The team stood in a field
The team said the park’s use as a deer park had kept the site safe from damage over the centuries. Photograph: Hazel Langlands

He added that the finding of such a building here may suggest that Margam lent its name to the historic region of Glamorgan. “We’ve jokingly been referring to the site as the Port Talbot Pompeii,” Langlands said. “We don’t have a large settlement like that but what we do have is a high level of preservation because Margam is a deer park.

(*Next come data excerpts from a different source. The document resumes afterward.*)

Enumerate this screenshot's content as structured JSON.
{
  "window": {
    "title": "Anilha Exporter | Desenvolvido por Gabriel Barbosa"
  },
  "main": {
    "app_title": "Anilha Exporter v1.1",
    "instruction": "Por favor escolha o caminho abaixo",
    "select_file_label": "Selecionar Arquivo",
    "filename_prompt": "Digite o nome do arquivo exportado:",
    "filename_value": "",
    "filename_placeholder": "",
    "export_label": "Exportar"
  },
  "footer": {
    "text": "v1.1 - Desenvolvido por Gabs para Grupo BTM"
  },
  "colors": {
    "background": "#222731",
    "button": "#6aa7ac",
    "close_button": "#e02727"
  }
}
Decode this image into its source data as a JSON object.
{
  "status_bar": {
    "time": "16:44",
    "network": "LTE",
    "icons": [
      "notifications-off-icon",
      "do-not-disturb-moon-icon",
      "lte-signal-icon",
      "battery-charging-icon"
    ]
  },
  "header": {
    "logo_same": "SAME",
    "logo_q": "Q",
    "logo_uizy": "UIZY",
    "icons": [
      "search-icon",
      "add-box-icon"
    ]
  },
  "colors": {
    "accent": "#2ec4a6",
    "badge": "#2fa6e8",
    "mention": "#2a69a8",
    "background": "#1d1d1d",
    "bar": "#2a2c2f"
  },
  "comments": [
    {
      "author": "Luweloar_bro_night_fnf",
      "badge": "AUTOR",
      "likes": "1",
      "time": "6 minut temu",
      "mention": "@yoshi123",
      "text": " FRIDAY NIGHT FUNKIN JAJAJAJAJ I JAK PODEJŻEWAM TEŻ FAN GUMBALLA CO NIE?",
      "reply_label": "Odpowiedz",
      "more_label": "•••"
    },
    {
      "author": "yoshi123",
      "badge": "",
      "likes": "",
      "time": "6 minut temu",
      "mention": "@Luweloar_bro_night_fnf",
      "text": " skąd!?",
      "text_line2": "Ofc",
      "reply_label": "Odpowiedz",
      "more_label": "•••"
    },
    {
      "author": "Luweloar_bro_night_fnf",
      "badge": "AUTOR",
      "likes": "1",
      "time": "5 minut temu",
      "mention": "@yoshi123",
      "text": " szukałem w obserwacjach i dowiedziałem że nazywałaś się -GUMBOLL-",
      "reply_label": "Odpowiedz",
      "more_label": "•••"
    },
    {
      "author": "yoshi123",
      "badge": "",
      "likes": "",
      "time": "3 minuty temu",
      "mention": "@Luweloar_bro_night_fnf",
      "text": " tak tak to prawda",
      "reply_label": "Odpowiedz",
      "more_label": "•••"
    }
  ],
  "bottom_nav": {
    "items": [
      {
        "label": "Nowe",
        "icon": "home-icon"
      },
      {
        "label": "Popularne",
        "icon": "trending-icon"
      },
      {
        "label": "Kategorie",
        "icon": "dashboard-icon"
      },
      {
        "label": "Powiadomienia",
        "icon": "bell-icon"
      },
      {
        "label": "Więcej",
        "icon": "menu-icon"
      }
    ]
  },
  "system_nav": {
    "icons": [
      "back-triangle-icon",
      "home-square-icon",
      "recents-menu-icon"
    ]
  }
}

“It’s a deer park today, it was a deer park in the medieval period and it was probably a deer park going back to Romano-British times. That means it hasn’t been subjected to the kind of intensive ploughing that very often does irreparable damage.”

Surveys seem to show that floor surfaces and wall foundations are intact. “Fingers crossed, we’re hopeful that we’re going to have a pretty good level of survival in there,” Langlands said.

While the next steps on how to investigate the site are planned, the exact spot is being kept secret to deter “nighthawkers”, who illegally dig historical sites.

ArchaeoMargam is a collaboration between Swansea University’s Centre for Heritage Research and Training, Neath Port Talbot council and Margam abbey church.

Langlands said: “Margam is famous for bronze age, iron age, medieval and [post-medieval heritage. But we knew practically nothing about what was going on in the Romano-British period. This is the missing piece of the puzzle.”